Sudahlah, itu diluar kuasaku. Maka
aku hanya memasrahkan saja urusan itu kepadaNya.
Dan, sungguh, Gusti Allah ora sare. Aku dipertemukan dengan orang orang hebat
sepantaran aku. Mereka adalah Mba Eva, Mba Puri, Anita, Mba Lisa, dan Mbak
Selly. Cerita tentang mereka akan aku bahas di part yang berbeda.
Setahun merantau, dan entah aku
akan kesana lagi atau tidak. Tidak bisa diprediksikan, seperti tak bisanya aku
memprediksi akan bertemu dengan orang orang yang kusebut di atas. Mereka sering
kusebut sebagai orang orang yang
kudoakan kehadiranya sebelum kehadirannya yang sesungguhnya.

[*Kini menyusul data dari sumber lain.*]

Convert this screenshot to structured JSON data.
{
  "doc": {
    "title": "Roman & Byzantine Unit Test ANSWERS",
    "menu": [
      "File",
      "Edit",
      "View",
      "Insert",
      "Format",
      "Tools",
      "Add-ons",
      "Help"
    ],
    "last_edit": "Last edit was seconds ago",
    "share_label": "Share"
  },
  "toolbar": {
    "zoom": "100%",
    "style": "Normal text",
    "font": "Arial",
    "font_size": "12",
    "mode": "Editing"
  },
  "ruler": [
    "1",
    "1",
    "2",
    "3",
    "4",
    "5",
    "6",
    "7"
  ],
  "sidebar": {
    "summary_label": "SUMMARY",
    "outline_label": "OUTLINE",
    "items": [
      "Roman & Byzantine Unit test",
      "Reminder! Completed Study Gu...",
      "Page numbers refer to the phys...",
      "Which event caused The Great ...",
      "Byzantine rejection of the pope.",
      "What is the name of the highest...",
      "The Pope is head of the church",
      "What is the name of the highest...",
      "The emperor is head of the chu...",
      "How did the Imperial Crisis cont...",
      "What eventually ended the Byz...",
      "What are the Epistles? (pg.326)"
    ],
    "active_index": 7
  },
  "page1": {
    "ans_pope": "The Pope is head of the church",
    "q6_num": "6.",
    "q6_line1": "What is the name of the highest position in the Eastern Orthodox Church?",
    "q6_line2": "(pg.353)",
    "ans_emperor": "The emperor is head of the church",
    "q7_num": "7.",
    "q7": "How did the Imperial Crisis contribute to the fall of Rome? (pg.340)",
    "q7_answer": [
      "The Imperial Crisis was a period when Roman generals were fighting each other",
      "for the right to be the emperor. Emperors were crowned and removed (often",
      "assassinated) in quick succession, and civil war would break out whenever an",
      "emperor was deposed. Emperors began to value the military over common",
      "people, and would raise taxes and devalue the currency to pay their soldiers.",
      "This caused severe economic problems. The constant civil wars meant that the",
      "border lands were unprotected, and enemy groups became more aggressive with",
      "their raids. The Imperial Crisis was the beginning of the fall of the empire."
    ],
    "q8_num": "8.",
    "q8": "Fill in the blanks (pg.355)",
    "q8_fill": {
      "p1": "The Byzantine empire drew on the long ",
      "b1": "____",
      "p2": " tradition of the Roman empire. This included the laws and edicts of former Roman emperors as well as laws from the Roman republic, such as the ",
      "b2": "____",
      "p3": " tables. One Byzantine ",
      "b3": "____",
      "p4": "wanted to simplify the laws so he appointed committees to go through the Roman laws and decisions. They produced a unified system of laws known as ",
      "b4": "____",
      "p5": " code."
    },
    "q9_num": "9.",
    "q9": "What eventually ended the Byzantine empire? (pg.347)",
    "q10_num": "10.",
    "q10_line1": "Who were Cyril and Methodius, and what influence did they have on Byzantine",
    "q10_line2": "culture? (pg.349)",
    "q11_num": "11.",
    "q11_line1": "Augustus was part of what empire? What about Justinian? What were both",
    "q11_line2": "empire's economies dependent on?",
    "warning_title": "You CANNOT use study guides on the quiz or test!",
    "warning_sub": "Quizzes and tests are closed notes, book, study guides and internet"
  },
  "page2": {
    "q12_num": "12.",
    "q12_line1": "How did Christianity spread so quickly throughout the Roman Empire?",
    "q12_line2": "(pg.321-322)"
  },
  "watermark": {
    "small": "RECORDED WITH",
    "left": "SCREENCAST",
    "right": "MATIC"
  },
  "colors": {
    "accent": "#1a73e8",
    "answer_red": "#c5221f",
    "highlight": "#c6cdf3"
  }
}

Malinau dan Mereka
adalah sesuatu yang misterius awalnya dan menjadi kenangan yang indah pada
akhirnya. Tidak. Belum akhir. Aku masih ingin ke Malinau. Mungkin nanti kita
akan mempunyai kesempatan untuk mengukir kenangan indah lagi. Allahua’alam bi showab.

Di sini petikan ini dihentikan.